Y tú también volvías, volvías de alguna forma de mirar, de algún desenlace;
vana donde tu cuerpo carecía de espacio, en tu propio centro de navegación,
en ese espacio que tu tristeza concedía al rumor de las aguas.
Incorporabas tus ojos al desenlace nocturno,
meditabas tu sangre en todos los espejos penetrados por el animal de la niebla.

Y eras tú, de pie en tus ojos, como aquella que alimenta su desnudo con viento,
tú como la inminencia del amanecer que rodea con un corazón amarillo a los labios.
Tú escuchando tu nombre en mi voz como si un pájaro escapado de tus hombros
se sacudiera las plumas en mi garganta;
desenvuelta y solitaria, con entrecerrada melancolía, mirándome.

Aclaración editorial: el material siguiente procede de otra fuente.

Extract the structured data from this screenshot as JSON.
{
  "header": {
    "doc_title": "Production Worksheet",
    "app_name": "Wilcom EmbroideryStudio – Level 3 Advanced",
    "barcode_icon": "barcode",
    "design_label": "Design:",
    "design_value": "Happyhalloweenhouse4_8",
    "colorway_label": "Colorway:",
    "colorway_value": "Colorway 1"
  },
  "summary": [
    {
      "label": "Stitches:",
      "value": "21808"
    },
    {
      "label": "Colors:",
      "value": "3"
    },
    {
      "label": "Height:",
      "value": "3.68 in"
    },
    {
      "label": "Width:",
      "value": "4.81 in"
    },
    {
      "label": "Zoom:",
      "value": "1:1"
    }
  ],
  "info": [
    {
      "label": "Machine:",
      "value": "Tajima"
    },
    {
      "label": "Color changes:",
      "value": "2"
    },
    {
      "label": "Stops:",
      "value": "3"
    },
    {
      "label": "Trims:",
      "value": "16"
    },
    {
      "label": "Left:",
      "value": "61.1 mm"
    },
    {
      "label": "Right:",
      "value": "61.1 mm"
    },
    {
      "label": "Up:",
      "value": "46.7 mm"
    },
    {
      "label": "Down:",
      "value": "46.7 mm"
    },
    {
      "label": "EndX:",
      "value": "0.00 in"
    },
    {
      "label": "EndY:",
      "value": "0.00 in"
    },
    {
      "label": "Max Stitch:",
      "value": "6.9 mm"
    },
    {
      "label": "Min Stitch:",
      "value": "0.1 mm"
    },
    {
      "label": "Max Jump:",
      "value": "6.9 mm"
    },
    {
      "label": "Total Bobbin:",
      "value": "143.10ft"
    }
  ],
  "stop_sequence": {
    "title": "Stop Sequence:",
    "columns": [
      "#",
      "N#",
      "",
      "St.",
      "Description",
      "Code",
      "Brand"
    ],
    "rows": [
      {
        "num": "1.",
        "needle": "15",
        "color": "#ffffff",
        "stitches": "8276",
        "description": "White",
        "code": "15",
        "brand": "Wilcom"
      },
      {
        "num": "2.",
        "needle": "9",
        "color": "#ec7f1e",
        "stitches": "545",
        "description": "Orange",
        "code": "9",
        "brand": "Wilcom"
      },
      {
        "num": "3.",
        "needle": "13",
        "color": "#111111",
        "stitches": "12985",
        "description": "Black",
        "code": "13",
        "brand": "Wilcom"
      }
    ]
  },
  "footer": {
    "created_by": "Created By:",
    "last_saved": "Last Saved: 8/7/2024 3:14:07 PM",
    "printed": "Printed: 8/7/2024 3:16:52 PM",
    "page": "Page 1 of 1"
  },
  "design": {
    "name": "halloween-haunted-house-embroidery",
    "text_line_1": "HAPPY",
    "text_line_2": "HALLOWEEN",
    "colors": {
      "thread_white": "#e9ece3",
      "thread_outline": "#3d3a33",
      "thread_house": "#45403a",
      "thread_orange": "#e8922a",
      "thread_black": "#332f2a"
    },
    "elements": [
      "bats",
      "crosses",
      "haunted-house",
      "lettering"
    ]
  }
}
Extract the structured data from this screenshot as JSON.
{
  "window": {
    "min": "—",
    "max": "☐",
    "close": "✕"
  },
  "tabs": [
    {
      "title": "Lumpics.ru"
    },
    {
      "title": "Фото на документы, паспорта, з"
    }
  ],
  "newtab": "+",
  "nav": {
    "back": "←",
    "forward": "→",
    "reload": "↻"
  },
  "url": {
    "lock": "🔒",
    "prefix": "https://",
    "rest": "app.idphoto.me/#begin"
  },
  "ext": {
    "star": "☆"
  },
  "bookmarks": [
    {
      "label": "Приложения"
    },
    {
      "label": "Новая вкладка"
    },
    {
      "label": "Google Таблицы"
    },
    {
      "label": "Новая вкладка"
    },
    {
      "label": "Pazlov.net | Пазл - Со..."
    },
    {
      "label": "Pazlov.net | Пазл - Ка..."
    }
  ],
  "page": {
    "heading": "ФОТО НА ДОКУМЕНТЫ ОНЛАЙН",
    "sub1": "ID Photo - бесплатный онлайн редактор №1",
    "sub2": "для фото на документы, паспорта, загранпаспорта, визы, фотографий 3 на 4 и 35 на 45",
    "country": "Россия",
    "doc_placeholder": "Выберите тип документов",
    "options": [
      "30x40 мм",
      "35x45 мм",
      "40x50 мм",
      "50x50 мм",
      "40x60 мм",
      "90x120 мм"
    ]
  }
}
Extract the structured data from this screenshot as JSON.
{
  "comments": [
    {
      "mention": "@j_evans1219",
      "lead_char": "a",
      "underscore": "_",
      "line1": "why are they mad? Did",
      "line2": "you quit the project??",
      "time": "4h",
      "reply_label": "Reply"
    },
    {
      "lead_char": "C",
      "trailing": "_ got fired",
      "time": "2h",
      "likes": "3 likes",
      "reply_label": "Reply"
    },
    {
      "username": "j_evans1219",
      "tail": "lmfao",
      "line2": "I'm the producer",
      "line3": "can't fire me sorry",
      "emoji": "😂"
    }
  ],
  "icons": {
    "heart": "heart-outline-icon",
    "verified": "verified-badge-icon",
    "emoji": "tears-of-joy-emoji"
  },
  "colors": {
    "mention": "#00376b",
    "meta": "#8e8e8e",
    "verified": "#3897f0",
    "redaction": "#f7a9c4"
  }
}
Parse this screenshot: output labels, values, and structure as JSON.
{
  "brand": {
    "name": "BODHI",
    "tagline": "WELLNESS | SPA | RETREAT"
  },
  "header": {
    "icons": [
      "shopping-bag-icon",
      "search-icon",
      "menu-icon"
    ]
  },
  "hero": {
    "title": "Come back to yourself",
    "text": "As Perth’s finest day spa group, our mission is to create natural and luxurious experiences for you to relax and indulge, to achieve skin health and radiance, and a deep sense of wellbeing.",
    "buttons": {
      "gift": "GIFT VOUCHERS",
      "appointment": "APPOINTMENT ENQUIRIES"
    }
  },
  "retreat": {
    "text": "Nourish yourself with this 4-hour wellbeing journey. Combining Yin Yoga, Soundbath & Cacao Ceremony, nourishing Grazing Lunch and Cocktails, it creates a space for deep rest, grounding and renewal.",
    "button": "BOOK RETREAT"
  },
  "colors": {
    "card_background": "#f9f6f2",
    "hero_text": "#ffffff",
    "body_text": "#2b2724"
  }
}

Y éramos los dos asiduos a las lluvias que desentierran en
esa pregunta que pesa tanto en los labios, el otoño al abismo,
que cae al fondo de nuestra voz sin remedio
o se agazapa en un rincón oscuro como un perro asustado
al que es inútil llamar dulcemente.

Y sin embargo, allí estábamos,
allí estábamos cuando las manos se enlazan y rozan al corazón soñoliento
como una suave advertencia,
en esa búsqueda, cuando el presentimiento de los cuerpos son los labios.

Cuerpo de viaje cuya mejor señal es una cicatriz de nube,
tú también habías escuchado en quién sabe qué momento del sosiego nocturno,
ese rumor de tela que va enlazando al océano cuando amanece,
esa primera tibieza destinada sólo para los cuerpos enlazados.

El primer rayo de sol ya ponía su adelfa en el agua,
y un roce de astros, de manos más pálidas que el esfuerzo de atardecer,
aún tocó el horizonte que el mar retiraba.

Esta vez volvíamos,
el amanecer te daba en la cara como la expresión más viva de ti misma,
tus cabellos llevaban la brisa,
el puerto era una flor cortada en nuestras manos.